St. Olaf students split into two teams. One team’s idea was to build a “Caf Buddy” app for mobile phones. Jacob Forster ’16, a computer science, math and physics triple major, came up with the idea one day while having dinner at Stav Hall.
“I wanted to make something that people would be able to use so that if they didn’t want to, they wouldn’t have to eat alone in the Caf,” Forster said. “The idea was that if you wanted to get a meal and you can’t find someone to go with you, the Caf Buddy app would randomly match you up with someone going at the same time.” He said he feels that every St. Olaf student could benefit from this app.
“I think we often get into our friend groups and sort of cling to them like there are no other options out there,” Forster said. “I wanted to make an app that would make it easy for people to branch out of their current friend group and meet new people.” Forster had been considering this idea for a while, but had never had the opportunity to implement it. That’s exactly what Code Day is for: providing a space where young programmers can make their ideas and dreams a reality.
Making an app overnight is far from easy,but the participants felt that the experience was certainly worth the effort.
“The best thing for me was getting to work with the rest of the ACM team members for a whole 24 hours straight,” Forster said. “You would be surprised how much you can learn about people when you are thrown in a situation where you all have to work together and constantly help each other to make things work.”
The other team from St. Olaf was largely made up of first-year students who saw the event as a learning experience.
“I wanted to meet people who shared the same interest, and I wanted, as a beginner, to know how these kinds of events worked,” El Mouldi ’18 said. Justin Pacholec ’18 had similar expectations.
“I went to Code Day to learn how to create something out of nothing but an idea,” Pacholec said. “My favorite part was learning how to code in HTML. Only one person out of six on our team had ever coded in HTML before, so that was great learning experience for all of us.”
Their idea was building a Web app that helped users write poetry. Dubbed “Stanza: Elegant Expression Made Easy,” the app is a simple but useful creation. As writers build their poems, the app shows a list of words that rhyme with the previous sentence, and the list changes dynamically and automatically as the poem grows. What started out as a small Web experiment made purely for learning turned into a fun app that made it easy to write poetry and made the words flow intuitively, so much so that the group ended up winning “Best App.”
The app’s simple nature allowed the students to finish early and they spent the remaining time polishing it and adding features. The judges cited its elegant design as one of the reasons that it won first place.
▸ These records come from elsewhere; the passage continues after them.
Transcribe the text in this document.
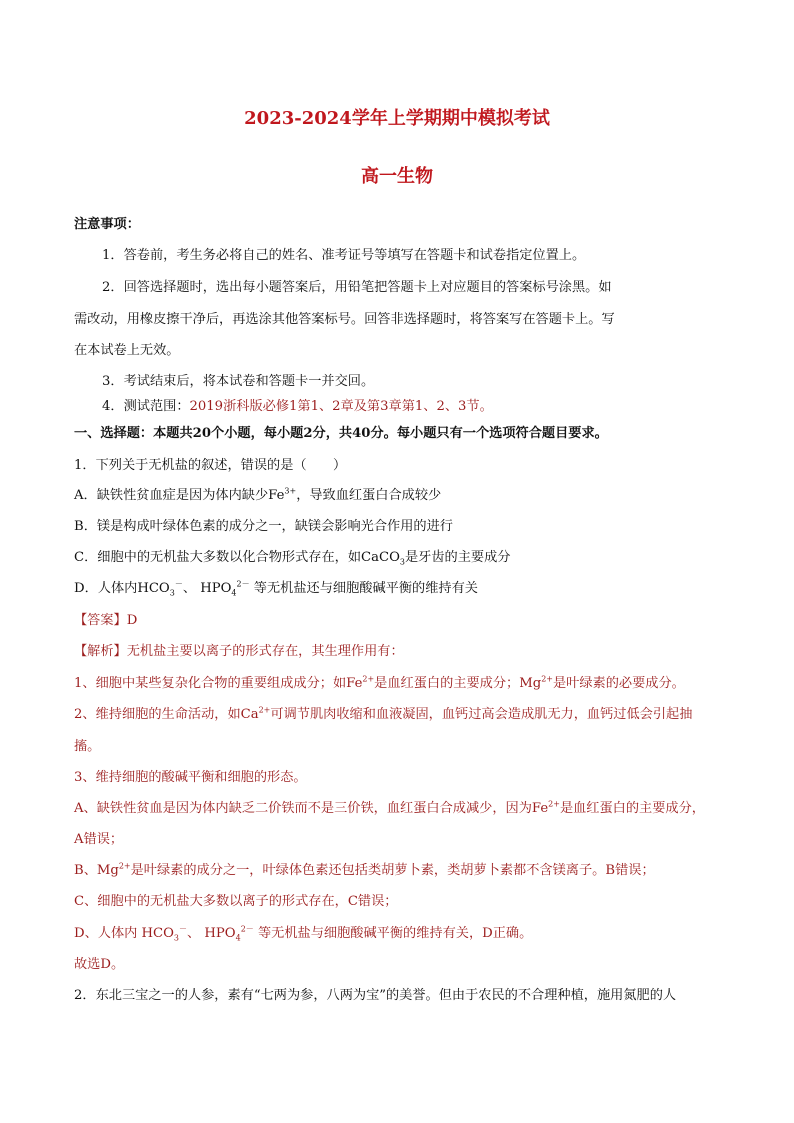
2023-2024学年上学期期中模拟考试
高一生物
注意事项：
1．答卷前，考生务必将自己的姓名、准考证号等填写在答题卡和试卷指定位置上。
2．回答选择题时，选出每小题答案后，用铅笔把答题卡上对应题目的答案标号涂黑。如
需改动，用橡皮擦干净后，再选涂其他答案标号。回答非选择题时，将答案写在答题卡上。写
在本试卷上无效。
3．考试结束后，将本试卷和答题卡一并交回。
4．测试范围：2019浙科版必修1第1、2章及第3章第1、2、3节。
一、选择题：本题共20个小题，每小题2分，共40分。每小题只有一个选项符合题目要求。
1．下列关于无机盐的叙述，错误的是（　　）
A．缺铁性贫血症是因为体内缺少$Fe^{3+}$，导致血红蛋白合成较少
B．镁是构成叶绿体色素的成分之一，缺镁会影响光合作用的进行
C．细胞中的无机盐大多数以化合物形式存在，如CaCO$_3$是牙齿的主要成分
D．人体内$HCO_3^-$、 $HPO_4^{2-}$ 等无机盐还与细胞酸碱平衡的维持有关
【答案】D
【解析】无机盐主要以离子的形式存在，其生理作用有：
1、细胞中某些复杂化合物的重要组成成分；如$Fe^{2+}$是血红蛋白的主要成分；$Mg^{2+}$是叶绿素的必要成分。
2、维持细胞的生命活动，如$Ca^{2+}$可调节肌肉收缩和血液凝固，血钙过高会造成肌无力，血钙过低会引起抽
搐。
3、维持细胞的酸碱平衡和细胞的形态。
A、缺铁性贫血是因为体内缺乏二价铁而不是三价铁，血红蛋白合成减少，因为$Fe^{2+}$是血红蛋白的主要成分，
A错误；
B、$Mg^{2+}$是叶绿素的成分之一，叶绿体色素还包括类胡萝卜素，类胡萝卜素都不含镁离子。B错误；
C、细胞中的无机盐大多数以离子的形式存在，C错误；
D、人体内 $HCO_3^-$、 $HPO_4^{2-}$ 等无机盐与细胞酸碱平衡的维持有关，D正确。
故选D。
2．东北三宝之一的人参，素有“七两为参，八两为宝”的美誉。但由于农民的不合理种植，施用氮肥的人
“We’d love to see this more fleshed out, maybe even adding different rhyming modes, or a haiku mode,” said judge and CEO and Founder of PowerObjects Dean Jones.
The Caf Buddy app received honorable mention.
“I personally found it very interesting,” Jones said. “I’m definitely excited to see where you can go with this. I can imagine a future system to match people up based on certain likes.”
Forster and his team have no plans of stopping. They currently have a working prototype and are hoping to expand and release it.
“I envision and hope that it becomes an app that is used commonly here in order to branch out and just meet new people and experience new viewpoints here at Olaf,” Forster said. “I can imagine freshmen using the app to meet new people or current seniors, fully entrenched in their friend group, using it to have a great dinner at the Caf with someone who they may have never met before or always wanted to meet.” Forster said he believes that the app could really make an impact.
“Unless you are in a lot of activities or sports, it is often not easy to meet new people here at Olaf because we are all so busy. So the one thing we have in common is that we all eat,” he said. “Of course, you never know if the person you eat with could become the person you end up eating with for the rest of your life.”